Capellan de Getsemani is in the heart of the city, in the colorful Getsemani neighborhood, steps from the Heredia Theater, the house of the Marquis of Valdehoyos, the bastion of Santo Domingo, the Plaza de La Proclamación, the cathedral Santa Catalina de Alejandria, the Bolivar Park, the Palace of the Inquisition (where the Historical Museum is located), the church of Santo Domingo, the patio of the Spanish Cooperation Center, the Plaza Fernandez de Madrid, the church of San Pedro Claver, the Naval Museum of the Caribbean, the Clock Tower Plaza, the Centennial Park, and the old building of the Governor’s Office and Cartagena’s vibrant historic center.
What to see in Getsemani?
Most of Cartagena’s landmarks and enticing nightlife are within walking distance from Capellan de Getsemani hotel.
The Clock Tower
It was the only entrance to the city and stood thirty meters tall, so it has enormous historical significance. After it was partially destroyed, it was restored with a baroque style façade. Its shape was changed to an octagonal one in 1888, changing the style from Gothic to Baroque.
Its Swiss-made watch, which replaced the original, imported from the United States, is now regarded as one of the world’s most beautiful watches.
Plaza de la Trinidad
The ideal spot for people-watching in the area. In remembrance of Pedro Romero, who commanded the Lanceros de Getsemani, artisans who took part in the Heroic City of Cartagena’s first independence rallies in 1811, there is a monument with three statues.
The Holy Trinity Church
Inspired by the Cartagena cathedral, it is considered the second most important temple of the city. Its collateral chapels form a cross on which rests a pilaster supporting the triumphal arch.
Third Order Church
It is located on the corner of Calle Larga and dates back to the 18th century. Its construction is simple, but in its interior the floor of crystallized marble, the ceiling has a beautiful mosaic design, the benches are of sequoia wood, it has two holy water basins of black basalt, and an image of Nuestra Señora de Los Dolores (Our Lady of Sorrows).
Getsemani has a street decorated with colorful umbrellas that has become iconic. The Callejon Angosto joins Calles del Pozo and Espiritu Santo, where street art and bougainvilleas make it a beautiful photo hotspot..

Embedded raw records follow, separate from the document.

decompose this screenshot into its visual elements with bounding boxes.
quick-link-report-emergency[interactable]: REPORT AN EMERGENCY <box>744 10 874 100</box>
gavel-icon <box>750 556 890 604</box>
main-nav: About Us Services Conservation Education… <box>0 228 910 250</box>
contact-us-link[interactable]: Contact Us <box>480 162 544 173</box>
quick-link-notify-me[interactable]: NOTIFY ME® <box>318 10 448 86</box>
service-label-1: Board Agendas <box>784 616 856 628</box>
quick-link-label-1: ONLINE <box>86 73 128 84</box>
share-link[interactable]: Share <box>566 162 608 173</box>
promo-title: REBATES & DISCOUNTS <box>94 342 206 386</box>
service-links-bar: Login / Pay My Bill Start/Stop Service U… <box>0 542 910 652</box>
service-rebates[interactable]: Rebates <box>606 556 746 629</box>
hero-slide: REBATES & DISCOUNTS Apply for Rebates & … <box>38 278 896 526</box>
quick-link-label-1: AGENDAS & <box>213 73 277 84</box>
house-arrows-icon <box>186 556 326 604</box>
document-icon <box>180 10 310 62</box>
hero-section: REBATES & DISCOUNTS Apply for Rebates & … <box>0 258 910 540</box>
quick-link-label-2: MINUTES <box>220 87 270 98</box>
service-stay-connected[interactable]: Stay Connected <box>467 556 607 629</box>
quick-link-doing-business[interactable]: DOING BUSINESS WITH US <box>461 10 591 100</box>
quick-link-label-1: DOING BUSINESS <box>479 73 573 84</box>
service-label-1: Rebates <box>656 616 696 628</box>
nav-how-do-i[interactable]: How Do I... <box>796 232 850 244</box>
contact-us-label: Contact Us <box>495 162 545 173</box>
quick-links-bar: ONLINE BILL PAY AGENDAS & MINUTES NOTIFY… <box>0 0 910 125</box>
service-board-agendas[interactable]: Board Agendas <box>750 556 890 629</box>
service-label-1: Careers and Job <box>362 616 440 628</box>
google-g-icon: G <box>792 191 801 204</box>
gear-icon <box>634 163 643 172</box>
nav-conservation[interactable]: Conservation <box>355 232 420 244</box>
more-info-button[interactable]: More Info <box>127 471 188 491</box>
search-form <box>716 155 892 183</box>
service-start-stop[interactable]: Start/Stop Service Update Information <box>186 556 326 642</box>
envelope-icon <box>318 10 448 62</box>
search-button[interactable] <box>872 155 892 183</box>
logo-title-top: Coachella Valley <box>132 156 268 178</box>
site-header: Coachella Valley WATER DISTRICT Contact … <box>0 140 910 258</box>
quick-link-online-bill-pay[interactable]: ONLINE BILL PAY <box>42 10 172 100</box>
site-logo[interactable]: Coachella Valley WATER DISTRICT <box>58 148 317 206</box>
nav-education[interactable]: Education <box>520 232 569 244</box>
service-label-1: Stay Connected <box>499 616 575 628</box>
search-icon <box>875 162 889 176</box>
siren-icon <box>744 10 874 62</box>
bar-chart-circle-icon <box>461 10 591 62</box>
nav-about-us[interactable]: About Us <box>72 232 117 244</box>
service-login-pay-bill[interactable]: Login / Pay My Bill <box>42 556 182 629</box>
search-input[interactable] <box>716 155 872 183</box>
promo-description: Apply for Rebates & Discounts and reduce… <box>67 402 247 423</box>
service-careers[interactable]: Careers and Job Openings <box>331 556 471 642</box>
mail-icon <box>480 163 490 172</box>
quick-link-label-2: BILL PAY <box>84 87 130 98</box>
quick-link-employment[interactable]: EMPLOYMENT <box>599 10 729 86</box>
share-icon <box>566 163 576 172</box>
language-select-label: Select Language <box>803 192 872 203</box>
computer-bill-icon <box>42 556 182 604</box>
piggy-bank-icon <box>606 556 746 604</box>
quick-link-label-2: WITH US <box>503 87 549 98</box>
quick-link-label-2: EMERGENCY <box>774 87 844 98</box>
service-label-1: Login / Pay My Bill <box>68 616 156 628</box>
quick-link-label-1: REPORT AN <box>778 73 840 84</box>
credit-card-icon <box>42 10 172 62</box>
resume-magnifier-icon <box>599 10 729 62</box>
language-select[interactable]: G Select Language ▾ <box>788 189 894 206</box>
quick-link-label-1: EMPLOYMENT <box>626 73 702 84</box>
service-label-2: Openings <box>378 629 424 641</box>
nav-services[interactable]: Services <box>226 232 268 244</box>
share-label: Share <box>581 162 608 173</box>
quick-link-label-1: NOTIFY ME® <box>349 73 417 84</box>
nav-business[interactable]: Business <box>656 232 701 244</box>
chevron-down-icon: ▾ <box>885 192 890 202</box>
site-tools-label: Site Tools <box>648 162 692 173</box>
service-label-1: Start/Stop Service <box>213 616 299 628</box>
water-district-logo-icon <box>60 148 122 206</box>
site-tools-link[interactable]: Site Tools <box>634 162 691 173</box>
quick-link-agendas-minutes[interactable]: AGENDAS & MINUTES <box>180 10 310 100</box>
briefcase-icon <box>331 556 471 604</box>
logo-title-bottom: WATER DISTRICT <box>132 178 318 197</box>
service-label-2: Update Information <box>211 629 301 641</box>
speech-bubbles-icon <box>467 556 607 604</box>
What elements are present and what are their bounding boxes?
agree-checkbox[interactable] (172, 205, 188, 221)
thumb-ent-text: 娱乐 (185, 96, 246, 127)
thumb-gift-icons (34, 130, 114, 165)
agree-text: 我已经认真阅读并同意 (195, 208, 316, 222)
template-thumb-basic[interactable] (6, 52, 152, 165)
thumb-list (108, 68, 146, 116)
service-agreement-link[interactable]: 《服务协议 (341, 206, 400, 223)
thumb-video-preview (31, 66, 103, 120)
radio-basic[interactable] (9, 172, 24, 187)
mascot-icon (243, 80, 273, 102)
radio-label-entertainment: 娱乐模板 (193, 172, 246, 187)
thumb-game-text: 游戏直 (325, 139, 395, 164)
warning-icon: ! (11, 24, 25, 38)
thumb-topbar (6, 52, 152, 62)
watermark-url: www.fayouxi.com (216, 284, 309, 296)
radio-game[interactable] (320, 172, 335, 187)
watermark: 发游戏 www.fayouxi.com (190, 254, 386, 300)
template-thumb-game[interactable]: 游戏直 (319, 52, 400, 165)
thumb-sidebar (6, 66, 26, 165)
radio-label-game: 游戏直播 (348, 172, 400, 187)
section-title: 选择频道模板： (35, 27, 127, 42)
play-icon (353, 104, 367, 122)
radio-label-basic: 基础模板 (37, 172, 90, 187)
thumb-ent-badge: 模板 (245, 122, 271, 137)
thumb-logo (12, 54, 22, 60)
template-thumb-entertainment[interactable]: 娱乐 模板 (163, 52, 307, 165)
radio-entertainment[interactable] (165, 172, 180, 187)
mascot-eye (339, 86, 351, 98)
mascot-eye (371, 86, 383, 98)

San Felipe de Barajas Castle
Built-in 1657, this castle is one of America’s most fascinating examples of Spanish engineering. It is possible to walk the entire route, including the tunnels built, to hear the rumbles that occurred inside the castle and to facilitate communication with the outside
San Roque's Ermita
It is on Espiritu Santo Street, its façade and interior are simple, which is not surprising since it is believed that the reason for its foundation was a plague epidemic in the XVII century.
Plazuela del Pozo
Formerly in this square, the inhabitants of Getsemani carried out popular celebrations. Today this small square is an excellent place to rest and admire the original sculptures of Edgardo Carmona.
Magnificent gardens, fountains, and pleasant shades. It is an insight into the neighborhood’s life and a place of recreation for locals and visitors.
Los Martires Sidewalk
The strip that connects the Historical Center with Getsemani was created as a memorial to various independence fighters killed here under Pablo Morillo’s Spanish administration. Today, it’s a bohemian haven where you may stroll or sit on marble seats
Julio Cesar Turbay Ayala Convention Center
It is a modern and adaptable event hall with up to 6,450 people with a beautiful view of historic Cartagena and Nimas bay. It serves as a venue for plays, musical performances, film screenings, and large conventions.
Named after two sculptures of majestic, winged horses, and it is near the Convention Center. It makes for a delightful walk, especially after sunset, when you can admire the city lights.